March 24, 2010

Whine on, executives

It's long been an article of faith that executive pay, which has been growing at a breathtaking clip over the last 30 years, is earned (deserved, even!) because only these people are uniquely talented and able to do this job. Without them, our nations firms would all collapse.

As we all know from the last 4 years, that's wasn't so much right. And when the federal pay czar, Ken Feinberg, decided to implement pay limits at companies that received federal money, we thought this was not only a brill idea, we actually waited for the indignant flood of incompetents who would flood out of the companies, only to be replaced by people a whole lot cheaper.

As it turns out, that didn't happen.

“For months, Wall Street banks and the troubled automakers feverishly protested that their top executives would flee if they were not lavishly rewarded for their talents.

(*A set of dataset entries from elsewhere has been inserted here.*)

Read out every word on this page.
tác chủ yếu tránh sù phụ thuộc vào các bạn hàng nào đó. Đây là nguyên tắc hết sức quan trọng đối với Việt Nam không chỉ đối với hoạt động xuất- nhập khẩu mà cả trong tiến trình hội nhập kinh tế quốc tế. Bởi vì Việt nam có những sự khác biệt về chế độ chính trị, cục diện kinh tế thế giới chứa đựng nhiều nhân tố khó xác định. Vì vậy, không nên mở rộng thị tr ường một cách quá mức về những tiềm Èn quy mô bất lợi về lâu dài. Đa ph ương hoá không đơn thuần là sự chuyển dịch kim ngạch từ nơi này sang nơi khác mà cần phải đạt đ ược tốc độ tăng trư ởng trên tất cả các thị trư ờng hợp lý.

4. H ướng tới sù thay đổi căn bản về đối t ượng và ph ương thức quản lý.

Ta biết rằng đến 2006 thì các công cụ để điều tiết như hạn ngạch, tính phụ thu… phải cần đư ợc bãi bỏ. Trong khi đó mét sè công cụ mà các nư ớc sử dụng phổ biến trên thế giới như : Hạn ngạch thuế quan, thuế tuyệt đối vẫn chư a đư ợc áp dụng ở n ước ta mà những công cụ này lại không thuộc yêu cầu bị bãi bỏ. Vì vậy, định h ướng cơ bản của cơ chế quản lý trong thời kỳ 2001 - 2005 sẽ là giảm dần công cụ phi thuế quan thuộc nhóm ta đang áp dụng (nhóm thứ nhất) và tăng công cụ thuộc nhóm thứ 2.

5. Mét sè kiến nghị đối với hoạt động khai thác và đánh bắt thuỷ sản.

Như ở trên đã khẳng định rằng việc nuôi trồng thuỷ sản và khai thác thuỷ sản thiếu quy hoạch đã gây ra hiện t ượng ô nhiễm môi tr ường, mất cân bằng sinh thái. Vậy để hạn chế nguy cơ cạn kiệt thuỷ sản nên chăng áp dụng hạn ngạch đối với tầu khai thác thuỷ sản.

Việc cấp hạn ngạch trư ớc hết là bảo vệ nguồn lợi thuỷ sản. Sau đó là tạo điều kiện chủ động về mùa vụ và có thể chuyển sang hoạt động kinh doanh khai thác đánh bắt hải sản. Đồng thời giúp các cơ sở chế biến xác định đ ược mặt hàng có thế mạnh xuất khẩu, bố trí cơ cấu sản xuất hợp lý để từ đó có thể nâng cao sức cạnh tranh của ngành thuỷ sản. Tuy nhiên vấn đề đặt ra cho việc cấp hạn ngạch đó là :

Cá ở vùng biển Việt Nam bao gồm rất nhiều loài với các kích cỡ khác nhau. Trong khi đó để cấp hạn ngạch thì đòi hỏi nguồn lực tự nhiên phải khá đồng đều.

New data, however, suggests the departures were more of a trickle than a flood.

Of the 104 senior executives whose pay was set by the federal pay regulator in the last two years, 88 executives, or nearly 85 percent, are still with the companies even though their pay was drastically cut back, according to people briefed on the government data.

The relative stability, at least within the executive suite, suggests that a soft job market, corporate loyalty and personal pride helped deter the feared management exodus at the companies hardest hit by the pay rules.”

I'm tired of lousy, overpaid, petulant management. Rise with me, fellow shareholders, and let's ask Ken Feinberg to serve on compensation committees for companies all over the US.